Closed doug-walker closed 5 months ago
Thanks for the report @doug-walker, do you have an example of Linux distribution / version we could use to reproduce the issue (in Docker) or any recent version of the majors distro will do?
I went ahead and opened a PR #1933 to add generation of manylinux_2_28
Python wheels (alongside manylinux2014
), this can be tested from test PyPI with version 2.4.0dev0 https://test.pypi.org/project/opencolorio/. I'm not exactly sure how to confirm it is indeed using the new API, but it seems that this new wheel doesn't contain symbol related to the old string implementation (std::__cow_string::__cow_string*) which is probably a good sign.
I tried to reproduce the issue using some of the latest Linux distro available as Docker images but couldn't find any problem yet, I assume pip wouldn't allow the download of incompatible binary wheels anyway? I guess the main problem occurs when trying to use the dynamic library inside the wheel to link against code using a different ABI. Or when trying to import multiple packages interacting into a Python script with incompatible ABIs? To @doug-walker point about std::regex and the linked SO question, I guess some non trivial things may occur when trying to mix old and new ABI within a single process.
Tagging @JeanChristopheMorinPerso in case you have more clues, is this something that has been discussed in the ci wg?
Using manylinux_2_28
seems like the solution here. We could also force -D_GLIBCXX_USE_CXX11_ABI=1
in the CXXFLAGS
on top of using manylinux_2_28
just to be extra explicit. Though, I don't think it's necessary. Using manylinux_2_28
should be enough.
I assume pip wouldn't allow the download of incompatible binary wheels anyway?

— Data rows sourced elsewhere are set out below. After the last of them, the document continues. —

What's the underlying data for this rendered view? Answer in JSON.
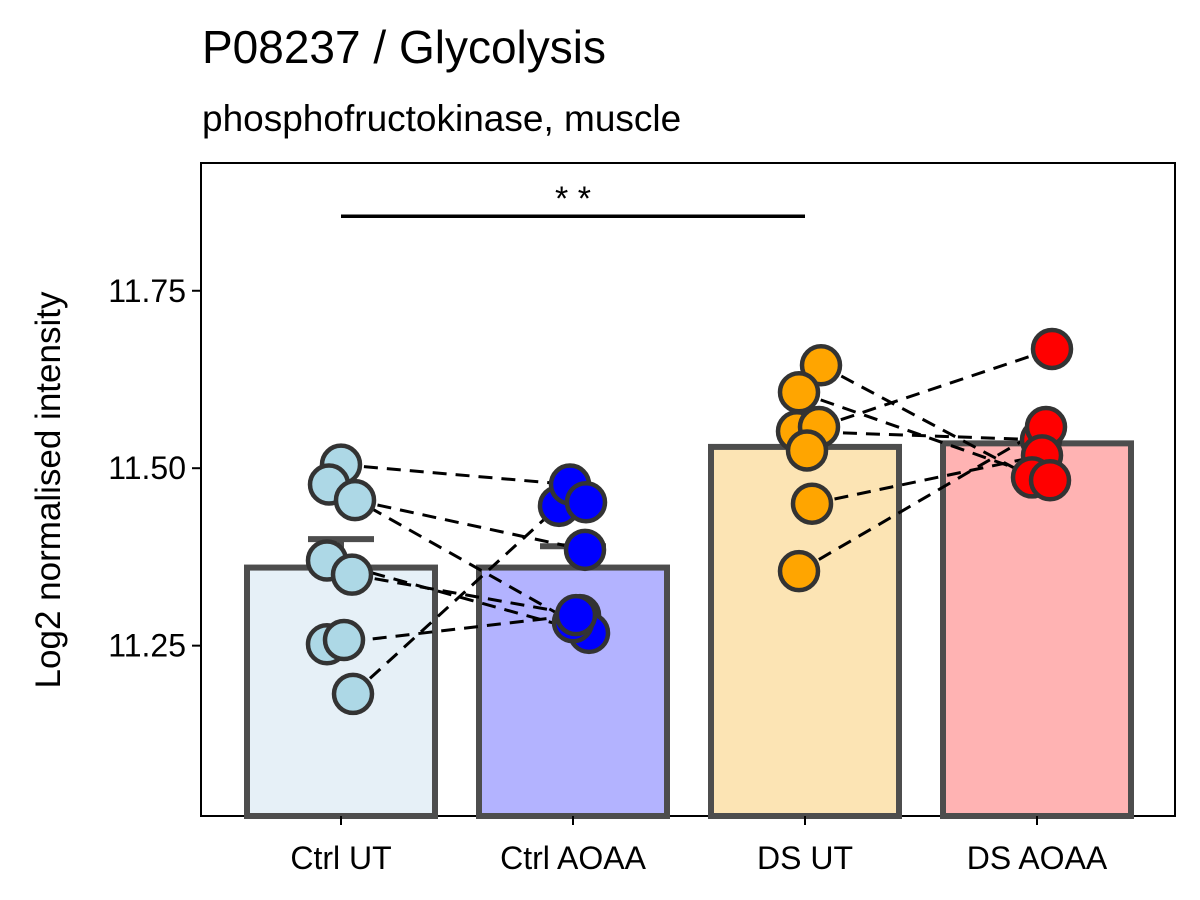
{
  "chart_data": {
    "type": "bar",
    "title": "P08237 / Glycolysis",
    "subtitle": "phosphofructokinase, muscle",
    "xlabel": "",
    "ylabel": "Log2 normalised intensity",
    "ylim": [
      11.01,
      11.93
    ],
    "yticks": [
      11.25,
      11.5,
      11.75
    ],
    "ytick_labels": [
      "11.25",
      "11.50",
      "11.75"
    ],
    "grid": false,
    "categories": [
      "Ctrl UT",
      "Ctrl AOAA",
      "DS UT",
      "DS AOAA"
    ],
    "values": [
      11.36,
      11.36,
      11.53,
      11.535
    ],
    "error_upper": [
      11.4,
      11.39,
      null,
      null
    ],
    "bar_colors": [
      "#e6f0f7",
      "#b3b3ff",
      "#fce4b4",
      "#ffb3b3"
    ],
    "point_colors": [
      "#add8e6",
      "#0000ff",
      "#ffa500",
      "#ff0000"
    ],
    "points": [
      [
        {
          "x": 0.0,
          "y": 11.505
        },
        {
          "x": -0.12,
          "y": 11.477
        },
        {
          "x": 0.14,
          "y": 11.455
        },
        {
          "x": -0.14,
          "y": 11.37
        },
        {
          "x": 0.11,
          "y": 11.35
        },
        {
          "x": -0.14,
          "y": 11.252
        },
        {
          "x": 0.03,
          "y": 11.258
        },
        {
          "x": 0.12,
          "y": 11.182
        }
      ],
      [
        {
          "x": -0.14,
          "y": 11.447
        },
        {
          "x": -0.03,
          "y": 11.477
        },
        {
          "x": 0.13,
          "y": 11.452
        },
        {
          "x": 0.12,
          "y": 11.385
        },
        {
          "x": 0.07,
          "y": 11.293
        },
        {
          "x": 0.16,
          "y": 11.268
        },
        {
          "x": 0.0,
          "y": 11.283
        },
        {
          "x": 0.03,
          "y": 11.293
        }
      ],
      [
        {
          "x": 0.16,
          "y": 11.645
        },
        {
          "x": -0.06,
          "y": 11.607
        },
        {
          "x": -0.08,
          "y": 11.552
        },
        {
          "x": 0.14,
          "y": 11.558
        },
        {
          "x": 0.02,
          "y": 11.525
        },
        {
          "x": 0.07,
          "y": 11.45
        },
        {
          "x": -0.06,
          "y": 11.355
        }
      ],
      [
        {
          "x": 0.15,
          "y": 11.668
        },
        {
          "x": 0.04,
          "y": 11.54
        },
        {
          "x": 0.09,
          "y": 11.558
        },
        {
          "x": 0.05,
          "y": 11.518
        },
        {
          "x": -0.05,
          "y": 11.487
        },
        {
          "x": 0.13,
          "y": 11.483
        }
      ]
    ],
    "paired_lines": [
      [
        [
          0,
          0
        ],
        [
          1,
          1
        ]
      ],
      [
        [
          0,
          1
        ],
        [
          1,
          6
        ]
      ],
      [
        [
          0,
          2
        ],
        [
          1,
          3
        ]
      ],
      [
        [
          0,
          3
        ],
        [
          1,
          5
        ]
      ],
      [
        [
          0,
          4
        ],
        [
          1,
          4
        ]
      ],
      [
        [
          0,
          5
        ],
        [
          1,
          7
        ]
      ],
      [
        [
          0,
          7
        ],
        [
          1,
          0
        ]
      ],
      [
        [
          2,
          0
        ],
        [
          3,
          4
        ]
      ],
      [
        [
          2,
          1
        ],
        [
          3,
          5
        ]
      ],
      [
        [
          2,
          2
        ],
        [
          3,
          1
        ]
      ],
      [
        [
          2,
          3
        ],
        [
          3,
          0
        ]
      ],
      [
        [
          2,
          5
        ],
        [
          3,
          3
        ]
      ],
      [
        [
          2,
          6
        ],
        [
          3,
          2
        ]
      ]
    ],
    "significance": [
      {
        "from": "Ctrl UT",
        "to": "DS UT",
        "label": "* *",
        "y": 11.855
      }
    ]
  }
}
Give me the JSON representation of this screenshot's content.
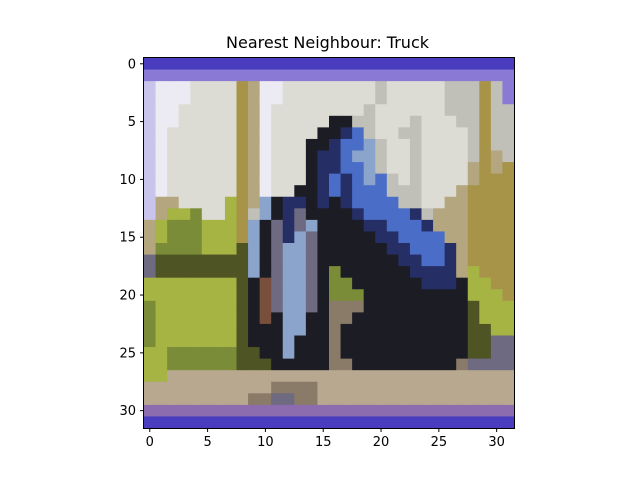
{
  "chart_data": {
    "type": "heatmap",
    "title": "Nearest Neighbour: Truck",
    "xlabel": "",
    "ylabel": "",
    "xlim": [
      -0.5,
      31.5
    ],
    "ylim": [
      31.5,
      -0.5
    ],
    "xticks": [
      0,
      5,
      10,
      15,
      20,
      25,
      30
    ],
    "yticks": [
      0,
      5,
      10,
      15,
      20,
      25,
      30
    ],
    "grid": false,
    "image_size": [
      32,
      32
    ],
    "palette": {
      "A": "#4a3cbe",
      "B": "#8a7ad6",
      "C": "#c8c4ec",
      "W": "#eceaf2",
      "L": "#dcdcd4",
      "G": "#c0c0b8",
      "T": "#b4a67e",
      "O": "#a89448",
      "Y": "#a6b444",
      "V": "#7a8c38",
      "D": "#4e5424",
      "K": "#1c1c24",
      "N": "#262e66",
      "U": "#4a6ec8",
      "S": "#8aa4cc",
      "M": "#6e6a82",
      "R": "#7a4e3c",
      "P": "#8c6cae",
      "H": "#b8a890",
      "E": "#8a7a68"
    },
    "rows": [
      "AAAAAAAAAAAAAAAAAAAAAAAAAAAAAAAA",
      "BBBBBBBBBBBBBBBBBBBBBBBBBBBBBBBB",
      "CWWWLLLLOTWWLLLLLLLLGLLLLLGGGOGB",
      "CWWWLLLLOTWWLLLLLLLLGLLLLLGGGOGB",
      "CWWLLLLLOTWLLLLLLLLGLLLLLLGGGOGG",
      "CWWLLLLLOTWLLLLLKKGGLLLGLLLGGOGG",
      "CWLLLLLLOTWLLLLKKNUGLLGGLLLLGOGG",
      "CWLLLLLLOTWLLLKKNUUSGLLGLLLLGOGG",
      "CWLLLLLLOTWLLLKNNUSSGLLGLLLLGOTG",
      "CWLLLLLLOTWLLLKNNUUSGLLGLLLLTOTO",
      "CWLLLLLLOTWLLLKNUNUSUGLGLLLLTOOO",
      "CWLLLLLLOTWLLKKNUNUUUGGGLLLTOOOO",
      "CTTLLLLYOTSKNNKNKNUUUUGGLLTTOOOO",
      "CTYYVLLYOGSKNMKKKKNUUUUNGTTTOOOO",
      "TYVVVYYYOSKMNMSKKKKNNUUUNTTTOOOO",
      "TYVVVYYYOSKMNSMKKKKKNNUUUUTTOOOO",
      "TVVVVYYYDSKMSSMKKKKKKNNUUUNTOOOO",
      "MDDDDDDDDSKMSSMKKKKKKKNNUUNTOOOO",
      "MDDDDDDDDSKMSSMKVKKKKKKNNNNTYOOO",
      "YYYYYYYYDKRMSSMKVVKKKKKKNNNKYYOO",
      "YYYYYYYYDKRMSSMKVVVKKKKKKKKKYYYO",
      "VYYYYYYYDKRMSSMKEEEKKKKKKKKKDYYY",
      "VYYYYYYYDKRKSSKKEEKKKKKKKKKKDYYY",
      "VYYYYYYYDKKKSSKKEKKKKKKKKKKKDDYY",
      "VYYYYYYYDKKKSKKKEKKKKKKKKKKKDDMM",
      "YYVVVVVVDDKKSKKKEKKKKKKKKKKKDDMM",
      "YYVVVVVVDDDKKKKKEEKKKKKKKKKEMMMM",
      "YYHHHHHHHHHHHHHHHHHHHHHHHHHHHHHH",
      "HHHHHHHHHHHEEEEHHHHHHHHHHHHHHHHH",
      "HHHHHHHHHEEMMEEHHHHHHHHHHHHHHHHH",
      "PPPPPPPPPPPPPPPPPPPPPPPPPPPPPPPP",
      "AAAAAAAAAAAAAAAAAAAAAAAAAAAAAAAA"
    ]
  }
}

Yep, installers (or pip) will only download wheels that is compatible the the installed glibc. Note that it's only looking at glibc's version and not if the wheel is compiled with the new CXX11 ABI or not. Pip only looks at the wheel name to determine that it should install, and the CXX ABI isn't encoded in the filename.
I'm not exactly sure how to confirm it is indeed using the new API
You can check if std::__cxx11
symbols are defined/present in the compiled libraries. See https://gcc.gnu.org/onlinedocs/libstdc++/manual/using_dual_abi.html.
I guess the main problem occurs when trying to use the dynamic library inside the wheel to link against code using a different ABI.
This would worry me since users shouldn't link against the library in the wheels (libOpenColorIO.so
).
Or when trying to import multiple packages interacting into a Python script with incompatible ABIs?
Probably this yes. I'm guessing here though since I don't deal with this kind of deal very often. What I know is that we shouldn't mix both ABIs.
is this something that has been discussed in the ci wg?
Not that I'm aware of, at least not this GitHub issue. The vfxplatform and wg-ci are somewhat related but are different.
You can check if std::__cxx11 symbols are defined/present in the compiled libraries. See https://gcc.gnu.org/onlinedocs/libstdc++/manual/using_dual_abi.html.
Yes that's what I thought, but the current manylinux2014 wheel already has lots of std::cxx11 symbols beside the std::cow_string::__cow_string* ones, I'm not exactly sure why that is the case. At least the latter cow symbols disappeared now so I bet we are good!
Thanks for chiming in JC, looks like we are on the good track :)
Thank you Remi and Jean-Christophe! Once these are merged, I will try to have the person who reported the crash test again with the new binding.
We verified that Remi's new wheels fix the crash that was reported. Thank you to Shunji Yokozawa and Wayne Arnold for their help!
The current Linux wheels for PyPI are based on manylinux2014 and are built on CentOS 7, which means they use the old libstdc++ ABI. Therefore they don't conform to the VFX Reference Platform for CY2023 and CY2024.
It turns out that even if a library does not use C++ std types in its API, it still may cause crashes. In the case of OCIO, this is because of the way std::regex is implemented in the standard library. (OCIO uses std::regex in several internal functions.)
This may cause crashes when the OCIO Python bindings are used in applications built with the new libstdc++ ABI to comply with the current VFX Platform, or in Python on recent versions of Linux, where the new ABI is now the default.
We should update the wheels to include one of the more recent manylinux options.